Who knows if anything has changed, certainly doesn't seem to have. Even if the control echo chamber thinks it's done a good job, there is very little confidence among many drivers and guards and frontline station staff to get good, rapid decisions made and to get that information disseminated to staff and public alike. While control isn't responsible for the train failure or infrastructure issues, their major role is clearing up the mess and restoring service after the event.
You can deny there is a problem as much as you like, but to use your own defence of control staff, you should try walking in the shoes of those front line, passenger facing staff who have to take the abuse and the polite passengers who, not unreasonably, want to know what is going on and why their trains are so delayed or cancelled.
Of course there's a problem, but that problem isn't SWRs doing.
Who didn't invest in better systems and better information facilities, upgrading teams to have better equipment and better processes and KPIs?

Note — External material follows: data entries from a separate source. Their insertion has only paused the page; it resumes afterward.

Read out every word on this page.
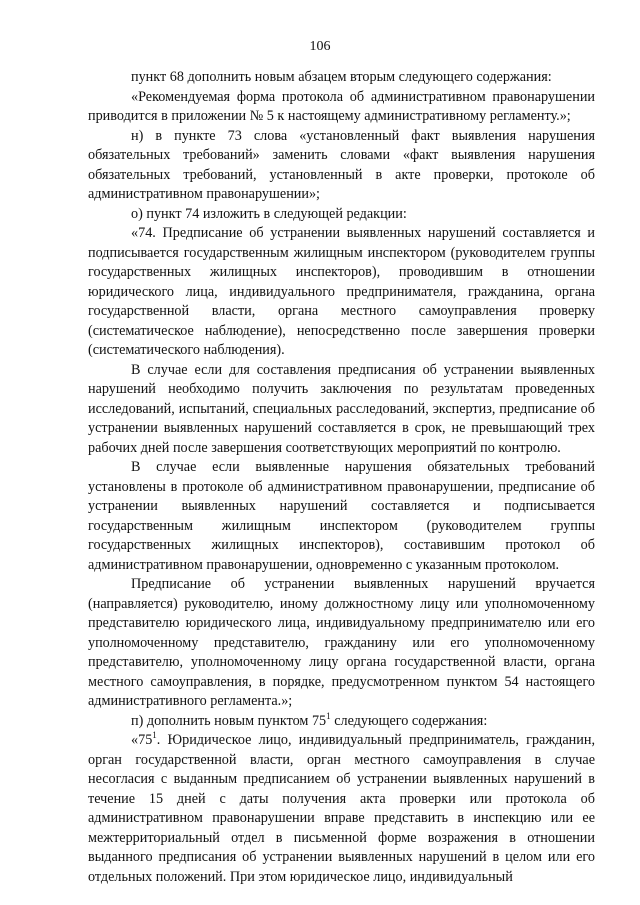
106

пункт 68 дополнить новым абзацем вторым следующего содержания:

«Рекомендуемая форма протокола об административном правонарушении приводится в приложении № 5 к настоящему административному регламенту.»;

н) в пункте 73 слова «установленный факт выявления нарушения обязательных требований» заменить словами «факт выявления нарушения обязательных требований, установленный в акте проверки, протоколе об административном правонарушении»;

о) пункт 74 изложить в следующей редакции:

«74. Предписание об устранении выявленных нарушений составляется и подписывается государственным жилищным инспектором (руководителем группы государственных жилищных инспекторов), проводившим в отношении юридического лица, индивидуального предпринимателя, гражданина, органа государственной власти, органа местного самоуправления проверку (систематическое наблюдение), непосредственно после завершения проверки (систематического наблюдения).

В случае если для составления предписания об устранении выявленных нарушений необходимо получить заключения по результатам проведенных исследований, испытаний, специальных расследований, экспертиз, предписание об устранении выявленных нарушений составляется в срок, не превышающий трех рабочих дней после завершения соответствующих мероприятий по контролю.

В случае если выявленные нарушения обязательных требований установлены в протоколе об административном правонарушении, предписание об устранении выявленных нарушений составляется и подписывается государственным жилищным инспектором (руководителем группы государственных жилищных инспекторов), составившим протокол об административном правонарушении, одновременно с указанным протоколом.

Предписание об устранении выявленных нарушений вручается (направляется) руководителю, иному должностному лицу или уполномоченному представителю юридического лица, индивидуальному предпринимателю или его уполномоченному представителю, гражданину или его уполномоченному представителю, уполномоченному лицу органа государственной власти, органа местного самоуправления, в порядке, предусмотренном пунктом 54 настоящего административного регламента.»;

п) дополнить новым пунктом $75^1$ следующего содержания:

«$75^1$. Юридическое лицо, индивидуальный предприниматель, гражданин, орган государственной власти, орган местного самоуправления в случае несогласия с выданным предписанием об устранении выявленных нарушений в течение 15 дней с даты получения акта проверки или протокола об административном правонарушении вправе представить в инспекцию или ее межтерриториальный отдел в письменной форме возражения в отношении выданного предписания об устранении выявленных нарушений в целом или его отдельных положений. При этом юридическое лицо, индивидуальный
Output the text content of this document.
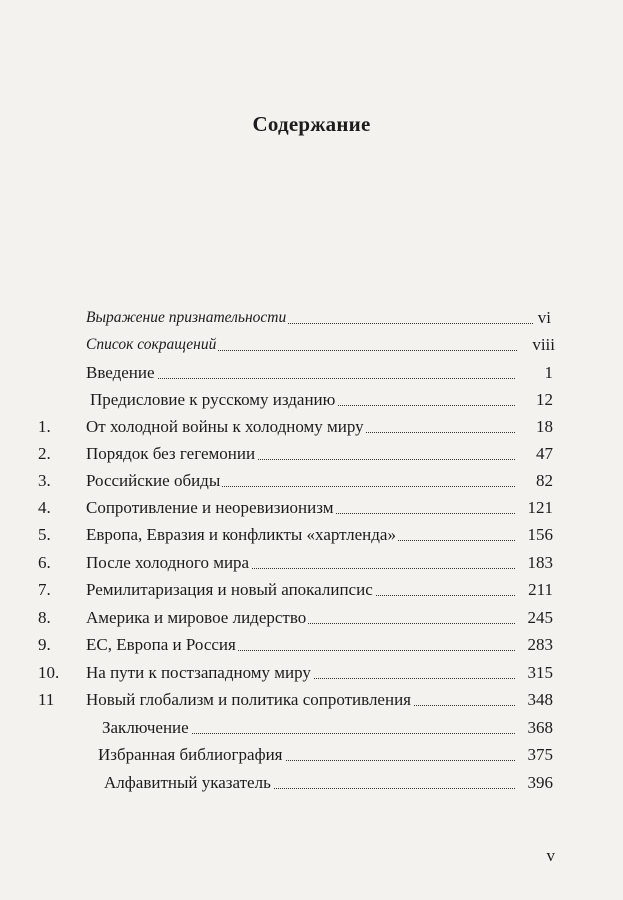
Содержание
Выражение признательности	vi
Список сокращений	viii
Введение	1
Предисловие к русскому изданию	12
1.	От холодной войны к холодному миру	18
2.	Порядок без гегемонии	47
3.	Российские обиды	82
4.	Сопротивление и неоревизионизм	121
5.	Европа, Евразия и конфликты «хартленда»	156
6.	После холодного мира	183
7.	Ремилитаризация и новый апокалипсис	211
8.	Америка и мировое лидерство	245
9.	ЕС, Европа и Россия	283
10.	На пути к постзападному миру	315
11	Новый глобализм и политика сопротивления	348
Заключение	368
Избранная библиография	375
Алфавитный указатель	396
v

Who used the alliance system to leave their controllers paid £10k under the national expected, leading to an exodus of experience?
Who, despite running one of the busiest networks in the UK, didn't make any attempt to invest in any sort of traffic management support or decision making tool? Who decided that 3 controllers and maybe one lookahead are adequate, and that a satellite site at Waterloo would be a superb idea for communication chains?
SWR, however, are investing in these things to fix them. You don't magic in a working network overnight, or even in a year - this is going to take most of the franchise to fix. To get that experience back, to get those improved systems, to get the processes in place.
There is certainly no echo chamber in control - they're fully aware of their failings and that decisions can't get made quick enough to manage disruption. It's been known for years but only now are senior management actually looking at it and realising the scale of improvements that need to be made.